Screening for various diseases is controversial these days thanks to the U.S. Public Services Task Force and similar agencies in other nations, which have suggested a more cautious approach to screening. These suggestions have been blasted by doctors and patient groups for obvious reasons.
Former Medical Device Daily executive editor Jim Stommen took up prostate cancer screening in a posting at this blog a few weeks back, and while I agree with Jim on a lot of things, I felt one perspective was missing; that of the federal budget.
The problem is that no national economy can support indiscriminate screening for everything that can kill. We might take comfort hearing from the Centers for Medicare & Medicaid Services on Jan. 9 that national health spending grew by only 4% between 2009 and 2010, but lets not kid ourselves into thinking that persistent healthcare inflation of an unusually low 4% per year is sustainable, because the recent norm has been closer to 6-7%. The CMS actuaries acknowledged, by the way, that the lousy economy is the prime factor in the recent lower levels of healthcare inflation. And as the folks at Health Affairs will tell you, healthcare’s share of GDP is still at nearly 18%.
It’s true that not everyone who contracts breast or prostate cancer is enrolled in Medicare, but government statistics indicate that between 2004 and 2008, the median age at diagnosis of prostate cancer was 67 years. Hence, it’s plausible to argue that Medicare and/or Medicaid will pay for a majority of those costs.
One of the problems with screening is that you may spend more than you save, as was argued in the New England Journal of Medicine. I’ll also argue that minus a family history or something likewise suggestive of risk, indiscriminate screening runs afoul of the idea of personalized medicine, which I always took to mean that you do everything the patient needs, but you also avoid doing things the patient doesn’t need.

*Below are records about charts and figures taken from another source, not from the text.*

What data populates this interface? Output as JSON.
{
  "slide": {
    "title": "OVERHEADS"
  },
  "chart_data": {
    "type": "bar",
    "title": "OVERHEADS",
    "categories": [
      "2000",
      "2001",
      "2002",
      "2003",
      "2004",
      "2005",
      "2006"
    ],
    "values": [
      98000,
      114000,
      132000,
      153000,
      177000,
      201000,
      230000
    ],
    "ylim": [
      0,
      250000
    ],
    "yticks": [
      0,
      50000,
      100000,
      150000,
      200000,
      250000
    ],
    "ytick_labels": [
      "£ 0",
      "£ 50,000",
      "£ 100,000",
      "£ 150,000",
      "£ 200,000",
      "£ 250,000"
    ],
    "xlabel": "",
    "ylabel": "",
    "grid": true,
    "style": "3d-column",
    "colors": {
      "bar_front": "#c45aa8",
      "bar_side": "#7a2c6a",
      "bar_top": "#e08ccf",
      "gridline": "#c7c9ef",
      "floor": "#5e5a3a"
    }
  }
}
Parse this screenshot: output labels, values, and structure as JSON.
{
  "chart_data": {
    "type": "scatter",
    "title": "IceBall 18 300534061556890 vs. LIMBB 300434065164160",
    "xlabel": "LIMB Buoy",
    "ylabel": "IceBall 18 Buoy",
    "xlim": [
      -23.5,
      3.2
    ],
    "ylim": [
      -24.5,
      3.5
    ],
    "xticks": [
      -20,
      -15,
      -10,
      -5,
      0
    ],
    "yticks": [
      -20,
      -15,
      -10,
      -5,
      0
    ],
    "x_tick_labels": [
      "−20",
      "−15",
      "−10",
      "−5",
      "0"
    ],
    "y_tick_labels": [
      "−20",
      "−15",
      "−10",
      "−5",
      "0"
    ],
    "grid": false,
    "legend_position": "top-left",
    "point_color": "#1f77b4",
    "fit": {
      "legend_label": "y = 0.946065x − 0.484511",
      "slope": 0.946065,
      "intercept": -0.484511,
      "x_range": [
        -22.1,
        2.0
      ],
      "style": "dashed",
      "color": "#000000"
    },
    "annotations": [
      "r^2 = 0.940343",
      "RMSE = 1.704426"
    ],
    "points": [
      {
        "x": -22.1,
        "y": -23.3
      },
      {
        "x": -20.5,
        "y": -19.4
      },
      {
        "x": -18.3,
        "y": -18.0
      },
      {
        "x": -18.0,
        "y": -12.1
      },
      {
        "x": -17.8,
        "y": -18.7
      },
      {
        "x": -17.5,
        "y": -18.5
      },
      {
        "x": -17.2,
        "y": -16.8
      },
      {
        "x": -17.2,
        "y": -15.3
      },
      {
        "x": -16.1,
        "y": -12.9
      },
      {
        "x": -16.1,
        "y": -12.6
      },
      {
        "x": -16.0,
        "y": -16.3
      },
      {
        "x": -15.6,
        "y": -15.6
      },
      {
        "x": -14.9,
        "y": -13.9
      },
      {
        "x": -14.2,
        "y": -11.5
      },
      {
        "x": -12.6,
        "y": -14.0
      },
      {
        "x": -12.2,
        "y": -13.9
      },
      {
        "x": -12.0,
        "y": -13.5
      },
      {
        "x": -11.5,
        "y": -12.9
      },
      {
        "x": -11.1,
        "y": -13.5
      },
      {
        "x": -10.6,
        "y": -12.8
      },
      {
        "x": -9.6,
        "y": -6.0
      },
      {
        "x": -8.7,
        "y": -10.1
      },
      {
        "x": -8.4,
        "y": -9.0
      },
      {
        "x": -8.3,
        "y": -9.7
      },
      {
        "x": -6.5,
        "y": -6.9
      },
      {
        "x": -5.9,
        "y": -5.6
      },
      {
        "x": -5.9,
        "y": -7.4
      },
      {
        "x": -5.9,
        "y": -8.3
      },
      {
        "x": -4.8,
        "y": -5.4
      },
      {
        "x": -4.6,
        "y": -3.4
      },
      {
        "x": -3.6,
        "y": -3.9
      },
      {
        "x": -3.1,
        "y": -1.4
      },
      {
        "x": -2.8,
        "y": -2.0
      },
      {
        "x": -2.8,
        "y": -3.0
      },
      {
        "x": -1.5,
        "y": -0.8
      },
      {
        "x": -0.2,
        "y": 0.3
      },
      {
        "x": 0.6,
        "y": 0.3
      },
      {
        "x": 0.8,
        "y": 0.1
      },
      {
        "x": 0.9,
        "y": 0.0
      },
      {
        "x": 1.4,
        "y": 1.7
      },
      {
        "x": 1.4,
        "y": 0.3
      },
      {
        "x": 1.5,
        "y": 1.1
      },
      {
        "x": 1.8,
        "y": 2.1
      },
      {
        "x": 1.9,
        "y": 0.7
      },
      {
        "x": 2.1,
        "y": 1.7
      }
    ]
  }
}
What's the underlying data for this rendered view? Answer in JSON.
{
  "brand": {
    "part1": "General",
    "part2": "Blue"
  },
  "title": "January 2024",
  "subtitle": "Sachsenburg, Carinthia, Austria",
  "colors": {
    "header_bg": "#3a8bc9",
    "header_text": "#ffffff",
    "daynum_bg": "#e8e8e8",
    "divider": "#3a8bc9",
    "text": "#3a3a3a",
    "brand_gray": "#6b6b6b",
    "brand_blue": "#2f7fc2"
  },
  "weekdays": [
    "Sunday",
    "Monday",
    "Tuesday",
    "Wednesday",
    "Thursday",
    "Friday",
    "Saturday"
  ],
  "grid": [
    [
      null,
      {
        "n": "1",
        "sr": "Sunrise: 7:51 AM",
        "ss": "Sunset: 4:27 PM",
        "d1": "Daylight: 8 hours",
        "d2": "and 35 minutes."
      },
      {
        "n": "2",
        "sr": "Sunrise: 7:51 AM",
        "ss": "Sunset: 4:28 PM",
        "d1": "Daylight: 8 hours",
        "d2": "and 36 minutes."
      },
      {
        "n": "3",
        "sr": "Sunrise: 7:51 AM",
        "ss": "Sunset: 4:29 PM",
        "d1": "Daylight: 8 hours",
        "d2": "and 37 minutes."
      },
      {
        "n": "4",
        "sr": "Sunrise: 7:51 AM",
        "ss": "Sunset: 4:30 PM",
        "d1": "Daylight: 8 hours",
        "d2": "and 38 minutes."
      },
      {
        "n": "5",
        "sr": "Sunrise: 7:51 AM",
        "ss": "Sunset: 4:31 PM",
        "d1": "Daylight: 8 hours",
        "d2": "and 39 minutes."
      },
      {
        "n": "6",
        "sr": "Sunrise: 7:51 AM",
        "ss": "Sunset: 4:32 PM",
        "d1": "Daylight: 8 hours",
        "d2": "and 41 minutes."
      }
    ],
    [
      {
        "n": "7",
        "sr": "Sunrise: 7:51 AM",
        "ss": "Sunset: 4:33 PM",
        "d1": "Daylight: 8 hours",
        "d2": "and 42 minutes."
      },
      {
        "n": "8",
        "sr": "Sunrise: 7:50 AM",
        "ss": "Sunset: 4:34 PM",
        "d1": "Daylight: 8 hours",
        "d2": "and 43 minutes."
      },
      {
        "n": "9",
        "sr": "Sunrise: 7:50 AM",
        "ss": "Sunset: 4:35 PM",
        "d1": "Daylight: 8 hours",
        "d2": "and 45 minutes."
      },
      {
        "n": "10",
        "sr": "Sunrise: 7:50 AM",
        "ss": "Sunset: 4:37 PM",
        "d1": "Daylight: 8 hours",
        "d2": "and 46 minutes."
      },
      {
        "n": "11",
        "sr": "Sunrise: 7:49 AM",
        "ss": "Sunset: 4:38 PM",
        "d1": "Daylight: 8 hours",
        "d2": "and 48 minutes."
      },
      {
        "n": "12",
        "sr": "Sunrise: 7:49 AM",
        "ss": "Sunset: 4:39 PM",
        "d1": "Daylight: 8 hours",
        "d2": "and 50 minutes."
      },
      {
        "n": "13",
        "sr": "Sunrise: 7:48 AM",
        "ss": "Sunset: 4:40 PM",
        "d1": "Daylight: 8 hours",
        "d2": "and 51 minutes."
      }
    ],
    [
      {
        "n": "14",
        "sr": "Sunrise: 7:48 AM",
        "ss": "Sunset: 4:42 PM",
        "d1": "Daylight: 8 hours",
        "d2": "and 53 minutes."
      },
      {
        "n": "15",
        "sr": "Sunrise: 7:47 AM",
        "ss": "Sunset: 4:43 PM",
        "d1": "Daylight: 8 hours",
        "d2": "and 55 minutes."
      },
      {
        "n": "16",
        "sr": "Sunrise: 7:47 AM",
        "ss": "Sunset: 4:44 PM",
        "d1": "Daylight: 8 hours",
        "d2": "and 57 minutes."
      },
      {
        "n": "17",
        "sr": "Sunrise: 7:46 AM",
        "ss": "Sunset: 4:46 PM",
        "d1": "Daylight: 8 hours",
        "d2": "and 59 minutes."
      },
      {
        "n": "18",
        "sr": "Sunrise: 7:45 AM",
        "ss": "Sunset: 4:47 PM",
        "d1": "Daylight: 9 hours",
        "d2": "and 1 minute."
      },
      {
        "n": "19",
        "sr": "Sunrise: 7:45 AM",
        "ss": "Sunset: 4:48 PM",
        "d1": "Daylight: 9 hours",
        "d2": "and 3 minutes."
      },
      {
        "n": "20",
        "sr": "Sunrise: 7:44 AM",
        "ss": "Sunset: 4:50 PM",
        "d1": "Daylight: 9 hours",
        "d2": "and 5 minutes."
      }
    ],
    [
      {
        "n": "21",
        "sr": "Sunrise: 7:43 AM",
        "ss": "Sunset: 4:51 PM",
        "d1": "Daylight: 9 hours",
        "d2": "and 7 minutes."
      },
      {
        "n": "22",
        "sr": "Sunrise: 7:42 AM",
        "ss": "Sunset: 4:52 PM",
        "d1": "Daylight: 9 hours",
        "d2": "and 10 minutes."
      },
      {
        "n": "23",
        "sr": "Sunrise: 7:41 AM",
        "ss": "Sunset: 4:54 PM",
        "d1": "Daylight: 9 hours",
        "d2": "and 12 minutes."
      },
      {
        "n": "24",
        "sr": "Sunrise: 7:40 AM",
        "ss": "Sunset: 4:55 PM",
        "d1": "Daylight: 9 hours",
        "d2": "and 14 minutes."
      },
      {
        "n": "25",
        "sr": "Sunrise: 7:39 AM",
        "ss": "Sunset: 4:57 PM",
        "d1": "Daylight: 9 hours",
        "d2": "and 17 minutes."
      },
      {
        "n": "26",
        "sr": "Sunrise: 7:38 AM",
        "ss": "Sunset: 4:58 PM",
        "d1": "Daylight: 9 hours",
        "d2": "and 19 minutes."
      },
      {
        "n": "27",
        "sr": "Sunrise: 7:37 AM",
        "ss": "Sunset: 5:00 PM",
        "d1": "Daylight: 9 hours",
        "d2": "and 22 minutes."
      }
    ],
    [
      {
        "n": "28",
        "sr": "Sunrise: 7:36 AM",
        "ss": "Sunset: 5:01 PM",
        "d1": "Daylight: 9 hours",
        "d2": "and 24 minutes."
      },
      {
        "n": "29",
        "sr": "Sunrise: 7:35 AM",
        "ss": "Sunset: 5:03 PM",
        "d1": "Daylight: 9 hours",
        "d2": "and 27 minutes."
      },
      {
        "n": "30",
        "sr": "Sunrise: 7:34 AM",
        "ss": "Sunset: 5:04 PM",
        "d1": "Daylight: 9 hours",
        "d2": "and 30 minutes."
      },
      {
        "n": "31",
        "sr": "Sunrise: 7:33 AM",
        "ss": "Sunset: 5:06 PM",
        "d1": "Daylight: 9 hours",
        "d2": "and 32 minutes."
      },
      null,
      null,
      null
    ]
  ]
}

Here’s something else to consider. In a Jan. 6 article in the online edition of the Journal of the National Cancer Institute, NIH’s Philip Prorok, PhD, and others describe a PSA study of more than 77,000 men between 55 and 74, a study that included follow-up of up to 13 years. The authors concluded in the abstract that 13 years of follow-up offered “no evidence of a mortality benefit for organized annual screening … compared with opportunistic screening,” and that the cumulative mortality rates between the study and control arms were 3.7 and 3.4 deaths per 10,000 person-years, respectively.
Please note that while the numbers did not hit statistical significance, they nonetheless favored the controls, not those on more thorough screening. The authors also said the data indicated no interaction traceable to age, baseline co-morbidity, or pre-trial PSA testing.
I’m reminded of an event I covered at the National Institutes of Health a few years ago after which someone approached me to talk about lung cancer screening. Her position was that an enormous amount of suffering and some cost could be averted by such a program, but my position was then – and still is now – that the bankroll you’d need for something like that simply does not exist.
To be affordable, screening has to be tied to evidence of a meaningful individual risk factor, and is a mortal fiscal hazard as a blind, test-everyone strategy. Willful ignorance of that fact is guaranteed to drive us all into bankruptcy, at which point all that well-intended screening comes to a screeching halt along with everything else.